Neal demonstrated his lightning-quick wrist shot when he beat Oilers goaltender Nikolai Khabibulin from the right face-off circle with a scorcher high to the far side Tuesday night. Unfortunately, Neal, who was a stellar 5-for-7 in shootouts last year, hit the post on shootout attempts in both games, each of which the Stars lost.
Deploying Neal on the wing with Eriksson and Richards, who had already established good chemistry last season, has so far worked out extremely well, as the trio has excelled at both ends of the ice.
“He’s really dangerous in front of the net and he’s working really hard,” said Eriksson, who was the only Star with more goals than Neal last year with 36. “I played with Richie last year and he’s a nice player to play with, too, so we’re creating a lot of chances out there.”
“We have been fortunate enough to play a lot of pre-season games, everybody’s been healthy and that helps to get some chemistry and some rhythm between the three of us,” Richards said. “We’re going to have to do a good job offensively and especially defensively - it could be a good line if we do all those things.”
Neal, who led the squad with nine power play goals last year, has certainly enjoyed lining up with his new linemates and hopes the combination persists.
“You give them some space, they’re so skilled that they’re going to get pucks to you,” said Neal, the Stars second-round selection (33rd overall) in the 2005 NHL Entry Draft. “We’re still getting used to each other and it’s going to be a learning curve, but we’re doing well and just keep moving forward.”
And as his second year progresses, the specter of the dreaded sophomore jinx will continue to lurk in the shadows, but Neal seems to have a good handle on things so far and the support of teammates who will help him through any rough patches.

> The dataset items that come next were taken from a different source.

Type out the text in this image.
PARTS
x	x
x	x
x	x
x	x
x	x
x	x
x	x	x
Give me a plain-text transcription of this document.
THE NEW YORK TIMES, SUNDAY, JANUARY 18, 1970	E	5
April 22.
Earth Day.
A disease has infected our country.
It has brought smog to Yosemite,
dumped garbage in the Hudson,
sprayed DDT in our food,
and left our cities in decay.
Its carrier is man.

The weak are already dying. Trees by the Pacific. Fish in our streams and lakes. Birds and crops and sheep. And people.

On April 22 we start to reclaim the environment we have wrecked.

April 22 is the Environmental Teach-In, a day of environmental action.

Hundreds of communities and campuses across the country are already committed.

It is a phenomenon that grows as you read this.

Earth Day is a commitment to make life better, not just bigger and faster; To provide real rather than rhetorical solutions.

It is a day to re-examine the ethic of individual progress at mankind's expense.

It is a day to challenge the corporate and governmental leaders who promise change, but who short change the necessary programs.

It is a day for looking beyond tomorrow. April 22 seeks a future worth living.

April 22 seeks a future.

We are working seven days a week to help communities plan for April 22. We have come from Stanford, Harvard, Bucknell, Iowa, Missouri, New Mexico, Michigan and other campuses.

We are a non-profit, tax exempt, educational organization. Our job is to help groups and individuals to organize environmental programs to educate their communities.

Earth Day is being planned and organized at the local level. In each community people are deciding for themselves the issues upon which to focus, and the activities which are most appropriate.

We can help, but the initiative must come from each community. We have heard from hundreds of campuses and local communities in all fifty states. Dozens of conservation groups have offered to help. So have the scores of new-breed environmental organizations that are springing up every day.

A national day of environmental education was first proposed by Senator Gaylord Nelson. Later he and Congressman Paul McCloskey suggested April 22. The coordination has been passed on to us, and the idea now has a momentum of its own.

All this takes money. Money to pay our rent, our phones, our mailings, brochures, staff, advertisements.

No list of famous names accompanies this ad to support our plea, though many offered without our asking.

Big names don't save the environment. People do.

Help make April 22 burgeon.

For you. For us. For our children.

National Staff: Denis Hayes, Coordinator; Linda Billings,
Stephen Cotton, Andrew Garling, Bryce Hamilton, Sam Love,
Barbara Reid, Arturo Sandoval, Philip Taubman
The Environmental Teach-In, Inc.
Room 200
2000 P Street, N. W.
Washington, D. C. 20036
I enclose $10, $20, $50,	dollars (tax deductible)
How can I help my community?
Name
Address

“You fight it right to the end, it’s consistency,” Richards remarked. “You play an 82-game season, you fight it more earlier in your career, you learn as you go, for everybody. He had a lot of success, and it’s not just going to come to him now just because. I think he’s working on that and he realizes that. That’s the biggest thing for him - he’s got the size and talent and drive to do it.”